4. http://groups.yahoo.com/group/fcnext/message/24705
“Kettle” No_blip, being the expert statistician, believes that a 14% random sample is insufficient to come to any reasonable conclusions in a survey of the type done on Freesharing.  Of course, the method of randomization was published, and anyone can verify that the report did contain a random sample, but no Nexter would do that much work about anything so intensive, even things they get so excited about.  It’s easier to just rant than do any serious investigation of facts.

Still, it is understandable that some folks of limited faculties might suspect that 14% isn’t a big enough random sample.  Some day we’ll double it by adding another 14% of the list to the survey.

Actually, we’ve already done that.  Some time ago, we surveyed about 300 of the entries in the Freesharing directory (more than a third of the directory size at the time), just starting at the top of the list and moving down through it.  The results were worse for Burke’s image.  But that’s outdated now, and it did not provide a proportionate cross-section of the entire country.

Following Andy’s psychology, criticizing Freesharing should be a positive thing, because criticism can help show the way to improvement.  He might be onto something there, but it takes someone capable of receiving and acting on constructive criticism in an honorable way.  We’re not expecting Burke to suddenly start applying anything like quality controls to his directory.  It would cut his link count in half, and maybe reduce his Google hit rating, and affect his income.  Money talks.

5.  King James English-speaking Statistician Kettle No-blip also writes about Nexteritis with a biblical twist, this matter being of religious-scale consequence to them.  Not surprising from a cult to invoke religious overtones on things.

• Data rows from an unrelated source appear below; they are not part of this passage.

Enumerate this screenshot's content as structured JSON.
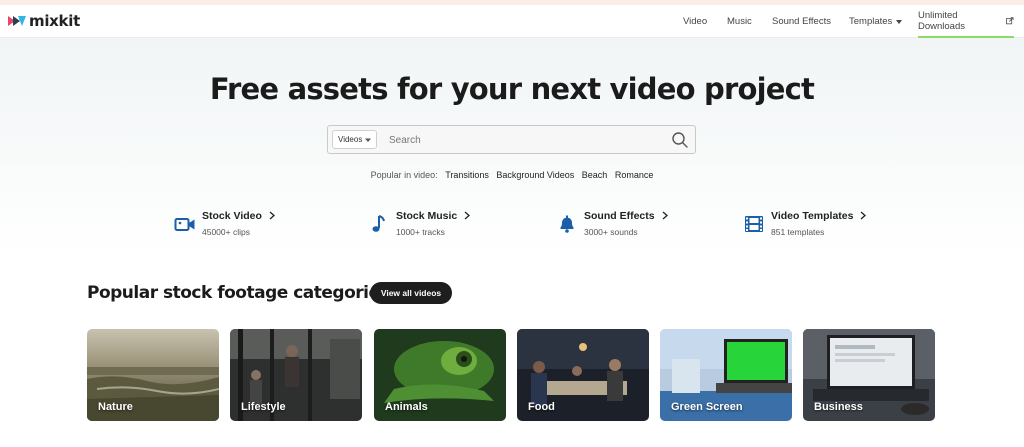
{
  "brand": {
    "name": "mixkit"
  },
  "nav": {
    "items": [
      {
        "label": "Video"
      },
      {
        "label": "Music"
      },
      {
        "label": "Sound Effects"
      },
      {
        "label": "Templates"
      },
      {
        "label": "Unlimited Downloads"
      }
    ]
  },
  "hero": {
    "title": "Free assets for your next video project"
  },
  "search": {
    "category": "Videos",
    "placeholder": "Search",
    "value": ""
  },
  "popular": {
    "label": "Popular in video:",
    "links": [
      "Transitions",
      "Background Videos",
      "Beach",
      "Romance"
    ]
  },
  "assets": [
    {
      "name": "Stock Video",
      "sub": "45000+ clips",
      "icon": "video-camera-icon"
    },
    {
      "name": "Stock Music",
      "sub": "1000+ tracks",
      "icon": "music-note-icon"
    },
    {
      "name": "Sound Effects",
      "sub": "3000+ sounds",
      "icon": "bell-icon"
    },
    {
      "name": "Video Templates",
      "sub": "851 templates",
      "icon": "film-strip-icon"
    }
  ],
  "categories": {
    "title": "Popular stock footage categories",
    "view_all": "View all videos",
    "items": [
      {
        "label": "Nature"
      },
      {
        "label": "Lifestyle"
      },
      {
        "label": "Animals"
      },
      {
        "label": "Food"
      },
      {
        "label": "Green Screen"
      },
      {
        "label": "Business"
      }
    ]
  },
  "colors": {
    "accent_green": "#8fd86a",
    "icon_blue": "#1a5fa8",
    "dark_button": "#1e1e1e"
  }
}
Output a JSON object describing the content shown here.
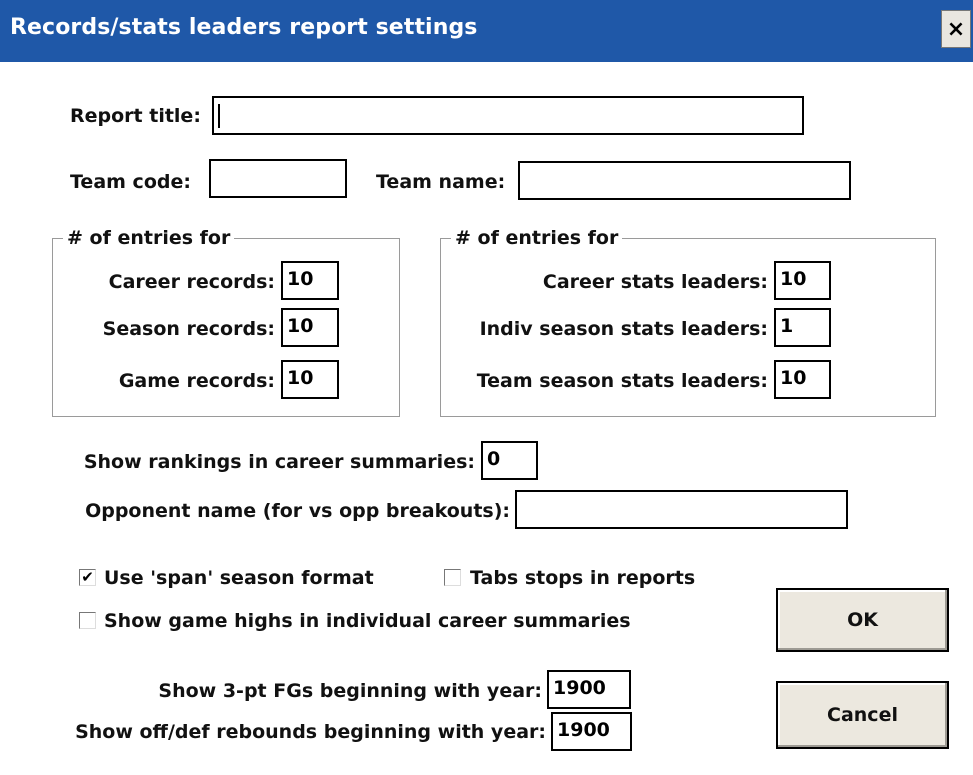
{
  "window": {
    "title": "Records/stats leaders report settings",
    "close_glyph": "×"
  },
  "report_title": {
    "label": "Report title:",
    "value": ""
  },
  "team_code": {
    "label": "Team code:",
    "value": ""
  },
  "team_name": {
    "label": "Team name:",
    "value": ""
  },
  "records_group": {
    "title": "# of entries for",
    "rows": [
      {
        "label": "Career records:",
        "value": "10"
      },
      {
        "label": "Season records:",
        "value": "10"
      },
      {
        "label": "Game records:",
        "value": "10"
      }
    ]
  },
  "leaders_group": {
    "title": "# of entries for",
    "rows": [
      {
        "label": "Career stats leaders:",
        "value": "10"
      },
      {
        "label": "Indiv season stats leaders:",
        "value": "1"
      },
      {
        "label": "Team season stats leaders:",
        "value": "10"
      }
    ]
  },
  "show_rankings": {
    "label": "Show rankings in career summaries:",
    "value": "0"
  },
  "opponent_name": {
    "label": "Opponent name (for vs opp breakouts):",
    "value": ""
  },
  "options": {
    "span_format": {
      "label": "Use 'span' season format",
      "checked": true,
      "glyph": "✔"
    },
    "tab_stops": {
      "label": "Tabs stops in reports",
      "checked": false,
      "glyph": ""
    },
    "game_highs": {
      "label": "Show game highs in individual career summaries",
      "checked": false,
      "glyph": ""
    }
  },
  "three_pt": {
    "label": "Show 3-pt FGs beginning with year:",
    "value": "1900"
  },
  "rebounds": {
    "label": "Show off/def rebounds beginning with year:",
    "value": "1900"
  },
  "buttons": {
    "ok": "OK",
    "cancel": "Cancel"
  }
}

6. http://groups.yahoo.com/group/fcnext/message/24707
Typical of Nexters, Hurteau reads words that are not there, referring to someone else having written the word “most” when they did not.  (The phrase he apparently refers to is, “the other 90% either ignoring it or long gone bouncing.”)  But it would be interesting to know how many FcNext member accounts are bouncing, if one could get an honest answer to such a question.  We hope it’s not many, because we do like our blog link being published to as many Nexters as possible.

Curious that serious dissidents and opponents to core Nexter attitudes and behaviors are not allowed to post in FcNext, but FcNext postings still give so much attention to the writings of those same dissidents and opponents, notwithstanding those vocal unmoderated Nexters’ lack of substance and cogency, as usual.